Jesus’ victory over Satan in the wilderness of temptation must serve as our example of how to resist and escape the devil’s snares. Satan unsuccessfully used the same three areas of temptation in trying to appeal to Jesus that he had used before with Eve. These temptations are the ones he uses repeatedly against us. Two principles assured Jesus of victory. (1) He knew God’s will. When tempted, He responded by saying, “It is written …” (2) He was totally committed to seeking the will of the heavenly Father above any desire that life in the flesh might produce. (See Matthew 4:1–11; 26:36–44). Jesus is the only person with whom the devil has met with complete failure.
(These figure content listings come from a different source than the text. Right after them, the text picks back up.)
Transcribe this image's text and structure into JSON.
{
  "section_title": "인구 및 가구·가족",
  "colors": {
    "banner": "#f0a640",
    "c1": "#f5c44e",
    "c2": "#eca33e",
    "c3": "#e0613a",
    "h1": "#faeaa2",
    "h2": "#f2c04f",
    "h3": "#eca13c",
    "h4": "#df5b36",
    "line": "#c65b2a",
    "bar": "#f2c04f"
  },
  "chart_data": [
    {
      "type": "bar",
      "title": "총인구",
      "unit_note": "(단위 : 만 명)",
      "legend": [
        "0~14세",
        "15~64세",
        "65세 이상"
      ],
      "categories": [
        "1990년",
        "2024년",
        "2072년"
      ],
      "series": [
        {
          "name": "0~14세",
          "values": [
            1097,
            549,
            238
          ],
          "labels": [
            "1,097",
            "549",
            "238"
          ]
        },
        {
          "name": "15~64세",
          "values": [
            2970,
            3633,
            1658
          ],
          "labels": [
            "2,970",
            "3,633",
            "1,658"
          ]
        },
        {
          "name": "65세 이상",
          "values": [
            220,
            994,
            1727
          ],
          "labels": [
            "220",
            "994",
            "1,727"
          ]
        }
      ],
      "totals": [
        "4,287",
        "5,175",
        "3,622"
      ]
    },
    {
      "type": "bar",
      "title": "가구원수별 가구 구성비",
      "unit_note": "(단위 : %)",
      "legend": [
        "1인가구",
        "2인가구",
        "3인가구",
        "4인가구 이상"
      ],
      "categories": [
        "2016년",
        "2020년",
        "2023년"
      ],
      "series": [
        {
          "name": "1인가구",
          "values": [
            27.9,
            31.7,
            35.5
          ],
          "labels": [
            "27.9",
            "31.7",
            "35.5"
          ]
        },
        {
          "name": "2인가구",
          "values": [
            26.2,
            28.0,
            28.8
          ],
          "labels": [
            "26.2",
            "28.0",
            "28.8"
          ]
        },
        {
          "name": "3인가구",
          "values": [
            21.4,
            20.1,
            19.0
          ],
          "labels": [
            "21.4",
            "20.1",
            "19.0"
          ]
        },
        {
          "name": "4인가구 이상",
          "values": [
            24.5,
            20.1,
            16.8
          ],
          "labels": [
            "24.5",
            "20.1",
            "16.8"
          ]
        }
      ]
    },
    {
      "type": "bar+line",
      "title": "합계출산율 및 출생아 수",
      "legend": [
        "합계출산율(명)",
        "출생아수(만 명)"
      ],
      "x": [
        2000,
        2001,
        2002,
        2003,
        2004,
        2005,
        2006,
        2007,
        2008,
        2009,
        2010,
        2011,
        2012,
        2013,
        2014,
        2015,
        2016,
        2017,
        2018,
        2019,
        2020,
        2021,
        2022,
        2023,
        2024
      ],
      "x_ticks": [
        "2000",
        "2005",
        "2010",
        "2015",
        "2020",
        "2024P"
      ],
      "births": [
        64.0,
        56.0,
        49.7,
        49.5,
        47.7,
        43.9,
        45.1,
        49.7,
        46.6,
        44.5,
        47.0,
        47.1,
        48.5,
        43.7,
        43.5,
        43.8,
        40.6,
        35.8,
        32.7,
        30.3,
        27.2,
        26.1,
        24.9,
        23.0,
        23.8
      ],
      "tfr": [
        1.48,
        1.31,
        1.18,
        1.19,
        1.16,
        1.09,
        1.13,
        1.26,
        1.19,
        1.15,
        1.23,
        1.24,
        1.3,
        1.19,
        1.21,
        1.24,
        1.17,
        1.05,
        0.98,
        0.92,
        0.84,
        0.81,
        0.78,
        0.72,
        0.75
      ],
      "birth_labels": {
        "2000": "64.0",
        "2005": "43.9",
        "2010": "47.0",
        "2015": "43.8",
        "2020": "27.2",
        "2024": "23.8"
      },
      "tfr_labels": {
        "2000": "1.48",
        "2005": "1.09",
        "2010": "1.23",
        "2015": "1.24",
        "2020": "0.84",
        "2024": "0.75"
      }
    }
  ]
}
He will also fail with us, to the extent that we follow the Lord’s example.

On the other hand, to the extent that we fail to learn God’s will, or fail to put that will above our own, the devil will succeed in leading us astray. And sometimes we all fail. “If we say that we have no sin, we deceive ourselves, and the truth is not in us … If we say that we have not sinned, we make Him a liar, and His word is not in us” (1 John 1:8, 10).

A few years ago, a popular comedian made millions with the slogan, “The devil made me do it.” The truth of the matter is, the devil can’t make me sin. But he can entice me. He can persuade me. And often, he leads me to want to do things that do not harmonize with the will of God. “But each one is tempted when he is drawn away by his own desires and enticed. Then, when desire has conceived, it gives birth to sin; and sin, when it is full-grown, brings forth death” (James 1:14–15). When temptation comes, the devil is always in on it, but he can’t defeat us without our own cooperation. So, “resist the devil and he will flee from you. Draw near to God and He will draw near to you. Cleanse your hands, you sinners; and purify your hearts, you double-minded” (James 4:7–8).
 
Johnson, C. R. (1987). The Devil’s Always In On It: The Problem of Temptation. In B. Lewis (Ed.), Christianity Magazine: March 1987, Volume 4, Number 3 (B. Lewis, Ed.) (14). Jacksonville, FL: Christianity Magazine.